Authenticating from Shiny

Hong Ooi

Because a Shiny app has separate UI and server components, the interactive authentication flows require some changes. In particular, the authorization step (logging in to Azure) has to be conducted separately from the token acquisition step.

AzureAuth provides the build_authorization_uri function to facilitate this separation. You call this function to obtain a URI that you browse to in order to login to Azure. Once you have logged in, Azure will return an authorization code as part of a redirect.

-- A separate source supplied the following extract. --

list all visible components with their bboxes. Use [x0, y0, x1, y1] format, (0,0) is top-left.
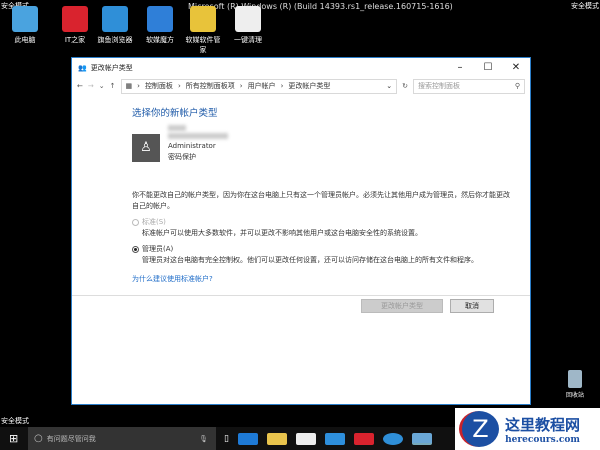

Here is a skeleton Shiny app that demonstrates its use. The UI calls build_authorization_uri, and then redirects your browser to that location. When you have logged in, the server captures the authorization code and calls get_azure_token to obtain the token. Once the token is obtained, shinyjs is used to return the URL back to its original state.

library(AzureAuth)
library(shiny)
library(shinyjs)

resource <- "https://management.azure.com"
tenant <- "your-tenant-here"
app <- "your-app-id-here"

# set this to the site URL of your app once it is deployed
# this must also be the redirect for your registered app in Azure Active Directory
redirect <- "http://localhost:8100"

options(shiny.port=as.numeric(httr::parse_url(redirect)$port))

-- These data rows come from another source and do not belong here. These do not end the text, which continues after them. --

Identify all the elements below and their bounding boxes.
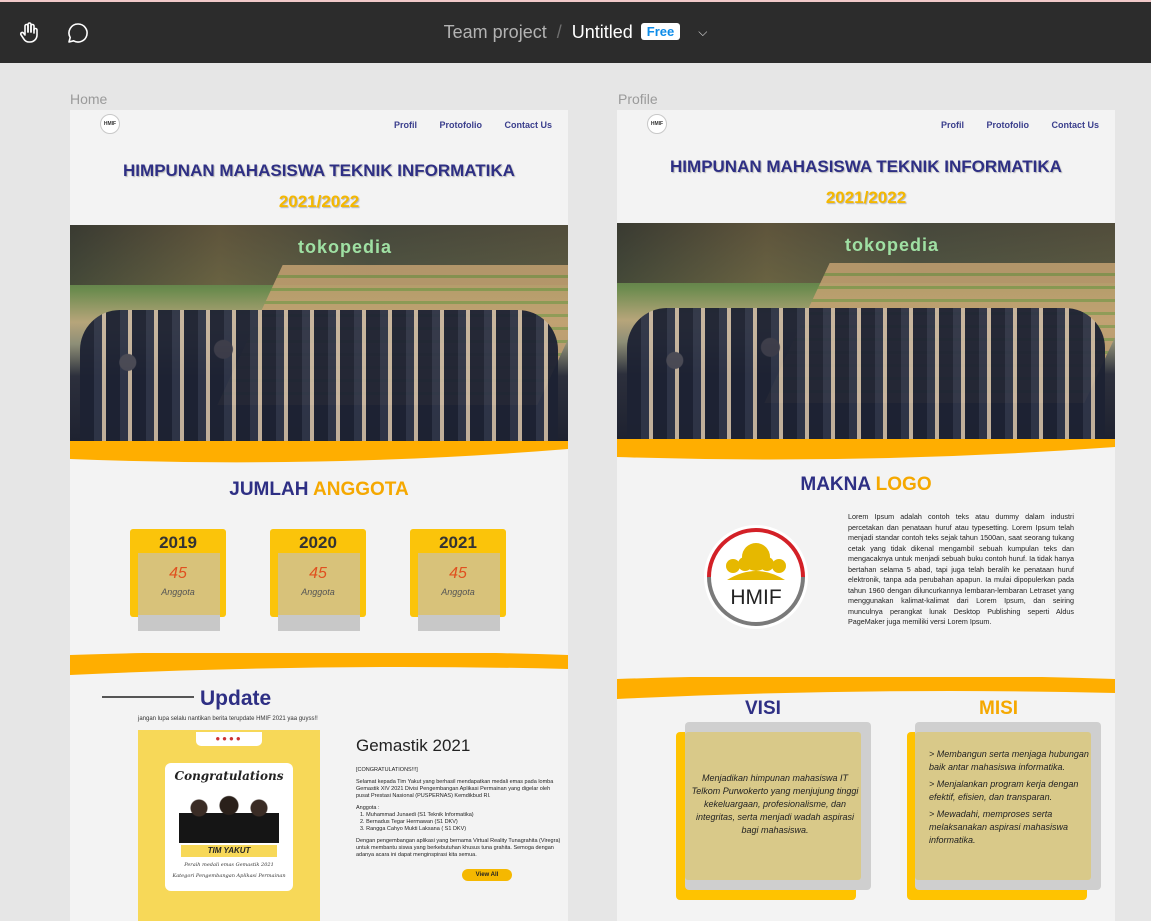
- poster-caption-2: Kategori Pengembangan Aplikasi Permainan: [172, 873, 286, 879]
- view-all-button[interactable]: View All: [462, 869, 512, 881]
- year-card-2019: 2019 45 Anggota: [130, 529, 226, 631]
- editor-topbar: Team project / Untitled Free ⌵: [0, 0, 1151, 63]
- poster-team: TIM YAKUT: [181, 845, 277, 857]
- members-heading: JUMLAH ANGGOTA: [229, 479, 409, 500]
- breadcrumb-separator: /: [556, 22, 562, 42]
- hero-year: 2021/2022: [278, 192, 360, 211]
- wave-divider-2: [70, 653, 568, 675]
- misi-list: > Membangun serta menjaga hubungan baik …: [929, 748, 1089, 847]
- member-count: 45: [449, 565, 467, 582]
- hero-title: HIMPUNAN MAHASISWA TEKNIK INFORMATIKA: [670, 157, 1062, 176]
- logo-meaning-heading: MAKNA LOGO: [800, 474, 932, 495]
- news-member: 1. Muhammad Junaedi (S1 Teknik Informati…: [360, 812, 474, 818]
- plan-badge: Free: [640, 23, 681, 40]
- frame-label-home[interactable]: Home: [70, 91, 107, 107]
- nav-link-profil[interactable]: Profil: [394, 120, 417, 130]
- news-body: [CONGRATULATIONS!!!] Selamat kepada Tim …: [356, 767, 562, 864]
- wave-divider-2: [617, 677, 1115, 699]
- profile-frame[interactable]: HMIF Profil Protofolio Contact Us HIMPUN…: [617, 110, 1115, 921]
- news-tag: [CONGRATULATIONS!!!]: [356, 767, 418, 773]
- frame-label-profile[interactable]: Profile: [618, 91, 658, 107]
- news-member: 3. Rangga Cahyo Mukti Laksana ( S1 DKV): [360, 826, 467, 832]
- hero-year: 2021/2022: [825, 188, 907, 207]
- file-name[interactable]: Untitled: [572, 22, 633, 42]
- news-members-label: Anggota :: [356, 805, 380, 811]
- group-photo: tokopedia: [70, 225, 568, 441]
- photo-brand-text: tokopedia: [298, 237, 393, 257]
- update-title: Update: [200, 687, 272, 710]
- group-photo: tokopedia: [617, 223, 1115, 439]
- poster-heading: Congratulations: [174, 769, 284, 783]
- misi-item: > Mewadahi, memproses serta melaksanakan…: [929, 809, 1069, 845]
- nav-link-protofolio[interactable]: Protofolio: [986, 120, 1029, 130]
- emblem-text: HMIF: [730, 586, 781, 609]
- photo-brand-text: tokopedia: [845, 235, 940, 255]
- logo-description: Lorem Ipsum adalah contoh teks atau dumm…: [848, 512, 1074, 626]
- hmif-logo[interactable]: HMIF: [100, 114, 120, 134]
- news-para-1: Selamat kepada Tim Yakut yang berhasil m…: [356, 779, 554, 799]
- member-count: 45: [169, 565, 187, 582]
- year-card-2020: 2020 45 Anggota: [270, 529, 366, 631]
- nav-links: Profil Protofolio Contact Us: [921, 120, 1099, 130]
- misi-item: > Membangun serta menjaga hubungan baik …: [929, 749, 1089, 772]
- wave-divider: [617, 439, 1115, 460]
- nav-link-contact[interactable]: Contact Us: [504, 120, 552, 130]
- news-para-2: Dengan pengembangan aplikasi yang bernam…: [356, 838, 561, 858]
- wave-divider: [70, 441, 568, 463]
- hero-title: HIMPUNAN MAHASISWA TEKNIK INFORMATIKA: [123, 161, 515, 180]
- member-label: Anggota: [441, 587, 475, 597]
- member-count: 45: [309, 565, 327, 582]
- year-label: 2019: [159, 533, 197, 552]
- year-card-2021: 2021 45 Anggota: [410, 529, 506, 631]
- misi-item: > Menjalankan program kerja dengan efekt…: [929, 779, 1079, 802]
- member-label: Anggota: [301, 587, 335, 597]
- team-photo: [179, 793, 279, 843]
- visi-title: VISI: [745, 698, 781, 719]
- nav-link-protofolio[interactable]: Protofolio: [439, 120, 482, 130]
- breadcrumb: Team project / Untitled Free ⌵: [0, 22, 1151, 43]
- news-title: Gemastik 2021: [356, 736, 471, 755]
- year-label: 2020: [299, 533, 337, 552]
- misi-title: MISI: [979, 698, 1019, 719]
- hmif-emblem: HMIF: [701, 522, 811, 632]
- visi-text: Menjadikan himpunan mahasiswa IT Telkom …: [691, 773, 859, 835]
- team-project-link[interactable]: Team project: [444, 22, 547, 42]
- news-poster[interactable]: ●●●● Congratulations TIM YAKUT Peraih me…: [138, 730, 320, 921]
- year-label: 2021: [439, 533, 477, 552]
- member-label: Anggota: [161, 587, 195, 597]
- nav-links: Profil Protofolio Contact Us: [374, 120, 552, 130]
- home-frame[interactable]: HMIF Profil Protofolio Contact Us HIMPUN…: [70, 110, 568, 921]
- news-member: 2. Bernadus Tegar Hermawan (S1 DKV): [360, 819, 458, 825]
- navbar: HMIF Profil Protofolio Contact Us: [70, 110, 568, 140]
- chevron-down-icon[interactable]: ⌵: [698, 25, 707, 40]
- poster-caption-1: Peraih medali emas Gemastik 2021: [184, 862, 274, 868]
- sponsor-logos: ●●●●: [196, 732, 262, 746]
- update-divider: [102, 696, 194, 698]
- hmif-logo[interactable]: HMIF: [647, 114, 667, 134]
- update-subtitle: jangan lupa selalu nantikan berita terup…: [138, 716, 318, 722]
- nav-link-contact[interactable]: Contact Us: [1051, 120, 1099, 130]
- navbar: HMIF Profil Protofolio Contact Us: [617, 110, 1115, 140]
- nav-link-profil[interactable]: Profil: [941, 120, 964, 130]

# replace this with your app's regular UI
ui <- fluidPage(
    useShinyjs(),
    verbatimTextOutput("token")
)

ui_func <- function(req)
{
    opts <- parseQueryString(req$QUERY_STRING)
    if(is.null(opts$code))
    {
        auth_uri <- build_authorization_uri(resource, tenant, app, redirect_uri=redirect)
        redir_js <- sprintf("location.replace(\"%s\");", auth_uri)
        tags$script(HTML(redir_js))
    }
    else ui
}

# code for cleaning url after authentication
clean_url_js <- sprintf(
    "
    $(document).ready(function(event) {
      const nextURL = '%s';
      const nextTitle = 'My new page title';
      const nextState = { additionalInformation: 'Updated the URL with JS' };
      // This will create a new entry in the browser's history, without reloading
      window.history.pushState(nextState, nextTitle, nextURL);
    });
    ", redirect
)

server <- function(input, output, session)
{
    shinyjs::runjs(clean_url_js)

    opts <- parseQueryString(isolate(session$clientData$url_search))
    if(is.null(opts$code))
        return()

    # this assumes your app has a 'public client/native' redirect:
    # if it is a 'web' redirect, include the client secret as the password argument
    token <- get_azure_token(resource, tenant, app, auth_type="authorization_code",
                             authorize_args=list(redirect_uri=redirect),
                             use_cache=FALSE, auth_code=opts$code)

    output$token <- renderPrint(token)
}

shinyApp(ui_func, server)

Note that this process is only necessary within a web app, and only when using an interactive authentication flow. In a normal R session, or when using the client credentials or resource owner grant flows, you can simply call get_azure_token directly.